¿Cómo empezar con las criptomonedas y en qué hay que fijarse?
Interés creciente
Las criptomonedas son, por su naturaleza, activos digitales basados en la tecnología blockchain, que permite transferencias de valor seguras y transparentes sin la necesidad de una autoridad central. Entre los ejemplos más conocidos se encuentran Bitcoin, a menudo percibido como oro digital, así como Ethereum, que además de los pagos permite la creación de aplicaciones descentralizadas. El interés de los inversores surge, por tanto, de una combinación de potencial tecnológico, la disponibilidad limitada de determinadas criptomonedas y la posibilidad de diversificar una cartera de inversión más allá de los mercados financieros tradicionales.
Primer paso
La forma más sencilla de convertir monedas fiduciarias como el EUR o el USD en criptomonedas es utilizar una plataforma de intercambio de criptoactivos o un servicio de cambio en línea. Se trata de plataformas que funcionan de manera similar a los bancos en línea o a las aplicaciones de inversión: permiten el depósito de fondos y su posterior conversión en criptomonedas seleccionadas. Al elegir una plataforma de este tipo, los clientes deben asegurarse de que la empresa cuente con certificaciones que confirmen el cumplimiento de la normativa europea MiCA. Durante el registro se requiere una verificación de identidad, que constituye un procedimiento de seguridad estándar. Por último, los fondos pueden depositarse en la cuenta mediante transferencia bancaria o tarjeta de pago.
Cambio de divisas
El proceso de conversión en sí es técnicamente sencillo. Tras el depósito de los fondos, el usuario selecciona la criptomoneda que desea adquirir, introduce el importe y confirma la transacción. La plataforma realiza la conversión en función del precio de mercado vigente. Los principiantes suelen comenzar con cantidades pequeñas para familiarizarse con el funcionamiento del mercado y acostumbrarse a las fluctuaciones de precios típicas de las criptomonedas. Es importante comprender la diferencia entre la compra y la tenencia a largo plazo de criptomonedas y el trading activo. Para los nuevos inversores, por lo general resulta más conveniente centrarse en compras simples y en la construcción gradual de posiciones, en lugar de en especulaciones a corto plazo.
¿Dónde guardar las criptomonedas?
Después de comprar criptomonedas surge la cuestión de su almacenamiento seguro.
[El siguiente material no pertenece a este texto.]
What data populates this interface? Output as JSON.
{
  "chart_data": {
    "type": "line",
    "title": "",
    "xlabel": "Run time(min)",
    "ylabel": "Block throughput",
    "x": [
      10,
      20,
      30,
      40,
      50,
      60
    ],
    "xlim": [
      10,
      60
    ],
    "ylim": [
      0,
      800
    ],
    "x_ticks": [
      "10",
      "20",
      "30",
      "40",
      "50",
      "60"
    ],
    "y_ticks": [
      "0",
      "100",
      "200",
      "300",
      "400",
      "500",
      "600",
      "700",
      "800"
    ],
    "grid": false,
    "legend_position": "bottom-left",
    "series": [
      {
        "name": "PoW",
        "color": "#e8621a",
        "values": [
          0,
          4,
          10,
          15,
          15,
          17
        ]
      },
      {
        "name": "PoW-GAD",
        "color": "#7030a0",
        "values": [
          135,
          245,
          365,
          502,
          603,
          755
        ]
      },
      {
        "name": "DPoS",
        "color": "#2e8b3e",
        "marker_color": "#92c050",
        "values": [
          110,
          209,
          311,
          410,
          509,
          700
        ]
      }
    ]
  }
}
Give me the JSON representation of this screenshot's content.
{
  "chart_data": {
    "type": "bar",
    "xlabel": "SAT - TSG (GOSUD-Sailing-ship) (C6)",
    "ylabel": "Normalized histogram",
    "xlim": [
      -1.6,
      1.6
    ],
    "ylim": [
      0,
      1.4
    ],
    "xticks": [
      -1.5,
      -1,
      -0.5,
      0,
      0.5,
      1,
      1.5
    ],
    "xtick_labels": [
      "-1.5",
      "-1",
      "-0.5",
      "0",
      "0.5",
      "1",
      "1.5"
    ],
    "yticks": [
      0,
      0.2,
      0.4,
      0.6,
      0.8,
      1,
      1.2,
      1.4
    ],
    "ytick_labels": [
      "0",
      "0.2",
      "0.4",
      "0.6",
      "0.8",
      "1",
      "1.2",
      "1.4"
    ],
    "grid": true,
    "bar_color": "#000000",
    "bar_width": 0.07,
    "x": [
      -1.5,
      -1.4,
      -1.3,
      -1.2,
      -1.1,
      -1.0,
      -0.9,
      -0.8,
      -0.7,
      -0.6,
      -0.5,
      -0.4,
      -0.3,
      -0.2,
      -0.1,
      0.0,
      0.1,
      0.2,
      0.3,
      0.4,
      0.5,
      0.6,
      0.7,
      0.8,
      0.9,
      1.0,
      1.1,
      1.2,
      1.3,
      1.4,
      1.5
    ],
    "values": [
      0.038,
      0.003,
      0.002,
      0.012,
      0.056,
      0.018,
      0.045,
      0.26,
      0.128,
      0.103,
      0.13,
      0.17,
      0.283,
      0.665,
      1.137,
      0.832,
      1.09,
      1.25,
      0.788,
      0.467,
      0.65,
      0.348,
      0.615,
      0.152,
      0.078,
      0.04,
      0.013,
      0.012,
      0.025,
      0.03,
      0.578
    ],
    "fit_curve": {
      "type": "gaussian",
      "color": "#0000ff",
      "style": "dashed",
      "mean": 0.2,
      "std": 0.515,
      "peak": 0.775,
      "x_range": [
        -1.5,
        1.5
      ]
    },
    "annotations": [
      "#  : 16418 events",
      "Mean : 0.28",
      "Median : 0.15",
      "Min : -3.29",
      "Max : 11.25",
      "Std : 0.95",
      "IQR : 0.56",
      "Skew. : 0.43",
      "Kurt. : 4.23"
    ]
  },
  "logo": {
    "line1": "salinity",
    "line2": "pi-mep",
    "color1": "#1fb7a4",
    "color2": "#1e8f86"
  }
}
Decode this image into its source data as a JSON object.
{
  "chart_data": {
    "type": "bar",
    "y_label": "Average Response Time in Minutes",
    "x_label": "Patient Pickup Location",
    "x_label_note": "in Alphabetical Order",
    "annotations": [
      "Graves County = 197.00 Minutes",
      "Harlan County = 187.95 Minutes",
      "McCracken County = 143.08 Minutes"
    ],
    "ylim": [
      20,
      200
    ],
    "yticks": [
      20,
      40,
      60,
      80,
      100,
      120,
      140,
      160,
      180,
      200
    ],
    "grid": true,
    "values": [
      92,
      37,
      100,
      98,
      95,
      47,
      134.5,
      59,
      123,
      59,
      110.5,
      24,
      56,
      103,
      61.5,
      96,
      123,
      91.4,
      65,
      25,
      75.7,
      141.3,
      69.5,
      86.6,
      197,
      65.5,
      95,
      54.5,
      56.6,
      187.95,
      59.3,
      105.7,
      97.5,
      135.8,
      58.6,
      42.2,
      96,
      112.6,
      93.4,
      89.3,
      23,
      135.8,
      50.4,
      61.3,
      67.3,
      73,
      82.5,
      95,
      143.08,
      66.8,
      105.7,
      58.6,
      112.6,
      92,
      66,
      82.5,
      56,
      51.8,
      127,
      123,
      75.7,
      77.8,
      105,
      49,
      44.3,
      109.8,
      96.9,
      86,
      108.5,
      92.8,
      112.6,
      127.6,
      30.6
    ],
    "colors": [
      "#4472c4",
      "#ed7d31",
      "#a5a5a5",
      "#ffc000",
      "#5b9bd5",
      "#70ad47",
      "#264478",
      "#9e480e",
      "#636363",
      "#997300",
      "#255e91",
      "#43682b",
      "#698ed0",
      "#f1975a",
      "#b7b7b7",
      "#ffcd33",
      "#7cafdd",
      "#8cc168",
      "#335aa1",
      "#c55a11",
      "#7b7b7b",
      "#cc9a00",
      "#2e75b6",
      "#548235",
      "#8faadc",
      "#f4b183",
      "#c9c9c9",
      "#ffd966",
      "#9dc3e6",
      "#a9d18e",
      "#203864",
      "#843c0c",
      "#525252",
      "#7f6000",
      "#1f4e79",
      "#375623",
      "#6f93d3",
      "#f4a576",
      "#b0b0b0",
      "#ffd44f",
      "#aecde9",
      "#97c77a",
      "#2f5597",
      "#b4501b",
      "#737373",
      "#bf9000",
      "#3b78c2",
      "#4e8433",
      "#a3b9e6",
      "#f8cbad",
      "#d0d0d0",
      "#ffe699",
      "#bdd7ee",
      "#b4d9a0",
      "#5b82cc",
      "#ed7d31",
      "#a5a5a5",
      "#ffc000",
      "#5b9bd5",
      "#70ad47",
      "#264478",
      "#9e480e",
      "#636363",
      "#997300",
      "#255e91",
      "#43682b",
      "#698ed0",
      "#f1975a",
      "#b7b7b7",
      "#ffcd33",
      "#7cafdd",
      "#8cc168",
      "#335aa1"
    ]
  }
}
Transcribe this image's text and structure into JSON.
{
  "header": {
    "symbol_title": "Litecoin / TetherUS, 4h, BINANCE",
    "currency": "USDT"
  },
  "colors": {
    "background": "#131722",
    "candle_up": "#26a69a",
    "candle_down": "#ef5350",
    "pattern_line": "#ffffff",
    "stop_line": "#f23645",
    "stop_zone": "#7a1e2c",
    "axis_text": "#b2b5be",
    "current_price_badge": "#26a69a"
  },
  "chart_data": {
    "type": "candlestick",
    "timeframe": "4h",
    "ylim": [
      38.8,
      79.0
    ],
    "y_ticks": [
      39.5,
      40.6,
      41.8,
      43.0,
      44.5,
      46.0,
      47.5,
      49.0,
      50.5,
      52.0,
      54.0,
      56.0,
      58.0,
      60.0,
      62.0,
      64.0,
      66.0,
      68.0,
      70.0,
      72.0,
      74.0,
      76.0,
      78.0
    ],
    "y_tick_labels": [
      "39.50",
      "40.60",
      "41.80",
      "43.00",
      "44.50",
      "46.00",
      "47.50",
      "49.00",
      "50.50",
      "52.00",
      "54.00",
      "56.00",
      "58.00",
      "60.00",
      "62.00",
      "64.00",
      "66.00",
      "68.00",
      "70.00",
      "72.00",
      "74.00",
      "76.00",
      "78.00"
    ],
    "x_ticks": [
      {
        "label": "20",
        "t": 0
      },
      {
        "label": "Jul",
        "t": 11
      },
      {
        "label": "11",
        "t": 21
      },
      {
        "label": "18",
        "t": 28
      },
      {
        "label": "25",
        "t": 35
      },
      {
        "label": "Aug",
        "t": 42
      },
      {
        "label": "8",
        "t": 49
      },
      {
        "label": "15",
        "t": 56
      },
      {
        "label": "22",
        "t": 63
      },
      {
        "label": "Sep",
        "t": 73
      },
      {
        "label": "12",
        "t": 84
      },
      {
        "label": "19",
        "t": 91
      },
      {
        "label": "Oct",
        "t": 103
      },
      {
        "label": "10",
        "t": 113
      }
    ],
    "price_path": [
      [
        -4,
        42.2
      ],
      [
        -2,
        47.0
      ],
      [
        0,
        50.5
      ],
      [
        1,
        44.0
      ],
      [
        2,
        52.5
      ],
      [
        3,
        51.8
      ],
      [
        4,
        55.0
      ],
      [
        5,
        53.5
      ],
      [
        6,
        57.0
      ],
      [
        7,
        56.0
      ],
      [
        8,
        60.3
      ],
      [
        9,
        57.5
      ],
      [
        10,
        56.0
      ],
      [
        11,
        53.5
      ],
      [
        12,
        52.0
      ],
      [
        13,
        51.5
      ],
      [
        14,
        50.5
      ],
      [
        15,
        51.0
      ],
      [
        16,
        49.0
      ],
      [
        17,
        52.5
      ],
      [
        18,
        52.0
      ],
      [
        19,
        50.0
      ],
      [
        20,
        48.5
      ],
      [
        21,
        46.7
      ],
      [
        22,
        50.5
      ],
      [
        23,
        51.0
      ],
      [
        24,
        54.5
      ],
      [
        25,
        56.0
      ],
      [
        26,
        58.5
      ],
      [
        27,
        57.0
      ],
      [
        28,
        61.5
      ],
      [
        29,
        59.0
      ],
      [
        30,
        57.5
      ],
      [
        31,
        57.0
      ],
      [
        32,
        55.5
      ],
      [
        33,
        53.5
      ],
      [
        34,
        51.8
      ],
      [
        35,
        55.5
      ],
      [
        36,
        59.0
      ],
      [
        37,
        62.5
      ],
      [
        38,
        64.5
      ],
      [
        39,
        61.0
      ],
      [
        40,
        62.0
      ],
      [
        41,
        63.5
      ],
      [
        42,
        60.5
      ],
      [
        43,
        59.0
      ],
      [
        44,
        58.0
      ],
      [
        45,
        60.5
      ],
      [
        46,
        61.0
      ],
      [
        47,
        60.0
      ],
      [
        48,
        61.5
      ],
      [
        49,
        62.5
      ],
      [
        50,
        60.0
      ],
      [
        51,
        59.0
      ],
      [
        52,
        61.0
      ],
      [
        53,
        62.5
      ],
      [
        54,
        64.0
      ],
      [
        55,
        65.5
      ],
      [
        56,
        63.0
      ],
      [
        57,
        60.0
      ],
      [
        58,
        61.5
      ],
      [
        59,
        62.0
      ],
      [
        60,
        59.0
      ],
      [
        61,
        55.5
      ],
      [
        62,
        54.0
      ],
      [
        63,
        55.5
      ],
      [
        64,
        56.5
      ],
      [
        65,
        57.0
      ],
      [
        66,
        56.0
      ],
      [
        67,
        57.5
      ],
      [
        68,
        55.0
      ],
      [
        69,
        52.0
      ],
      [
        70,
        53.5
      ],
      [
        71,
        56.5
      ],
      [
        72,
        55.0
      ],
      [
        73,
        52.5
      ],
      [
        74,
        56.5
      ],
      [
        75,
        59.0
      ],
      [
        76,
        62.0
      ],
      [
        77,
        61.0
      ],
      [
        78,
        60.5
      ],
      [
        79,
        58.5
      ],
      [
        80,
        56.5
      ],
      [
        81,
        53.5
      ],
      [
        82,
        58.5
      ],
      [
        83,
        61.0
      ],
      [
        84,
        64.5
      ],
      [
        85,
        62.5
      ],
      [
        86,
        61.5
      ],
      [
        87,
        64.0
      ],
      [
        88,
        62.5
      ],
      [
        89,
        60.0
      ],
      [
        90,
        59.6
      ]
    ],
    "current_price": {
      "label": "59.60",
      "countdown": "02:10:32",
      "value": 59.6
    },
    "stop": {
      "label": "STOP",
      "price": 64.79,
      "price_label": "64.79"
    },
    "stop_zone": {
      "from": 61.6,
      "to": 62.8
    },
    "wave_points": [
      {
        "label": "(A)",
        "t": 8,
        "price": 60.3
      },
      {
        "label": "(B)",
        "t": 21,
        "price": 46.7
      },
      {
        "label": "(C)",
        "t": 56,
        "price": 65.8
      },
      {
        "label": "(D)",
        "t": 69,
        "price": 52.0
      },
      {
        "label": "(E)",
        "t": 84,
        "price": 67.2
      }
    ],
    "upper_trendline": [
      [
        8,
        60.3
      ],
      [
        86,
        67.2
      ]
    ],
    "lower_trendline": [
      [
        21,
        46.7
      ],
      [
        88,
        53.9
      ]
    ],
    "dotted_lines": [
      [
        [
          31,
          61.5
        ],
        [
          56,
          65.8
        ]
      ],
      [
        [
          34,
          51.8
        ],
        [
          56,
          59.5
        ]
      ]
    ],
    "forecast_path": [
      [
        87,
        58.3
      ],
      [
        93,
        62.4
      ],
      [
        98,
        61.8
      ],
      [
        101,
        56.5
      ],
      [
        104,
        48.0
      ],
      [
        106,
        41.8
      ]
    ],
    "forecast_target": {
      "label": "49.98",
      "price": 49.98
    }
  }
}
Aunque las plataformas ofrecen monederos integrados, para la custodia a largo plazo de importes mayores se recomienda transferir los activos a un monedero digital propio. Este puede adoptar la forma de una aplicación móvil, un software para ordenador o un dispositivo físico conocido como monedero de hardware. La regla fundamental es la siguiente: quien controla las claves privadas controla también las propias criptomonedas. Por ello, la protección de los datos de acceso y de las copias de seguridad es esencial, especialmente para los inversores que desean mantener criptomonedas durante un período prolongado.
Riesgos y expectativas realistas
Para concluir, cabe señalar que las criptomonedas ofrecen oportunidades interesantes, pero también conllevan riesgos específicos. Los precios pueden ser muy volátiles, el entorno regulatorio sigue evolucionando y las fallas técnicas o los casos de fraude no son infrecuentes. Por lo tanto, los principiantes deberían invertir únicamente fondos que puedan permitirse inmovilizar a largo plazo o, en el peor de los casos, perder, y evitar proyectos no verificados y no regulados que prometen ganancias rápidas.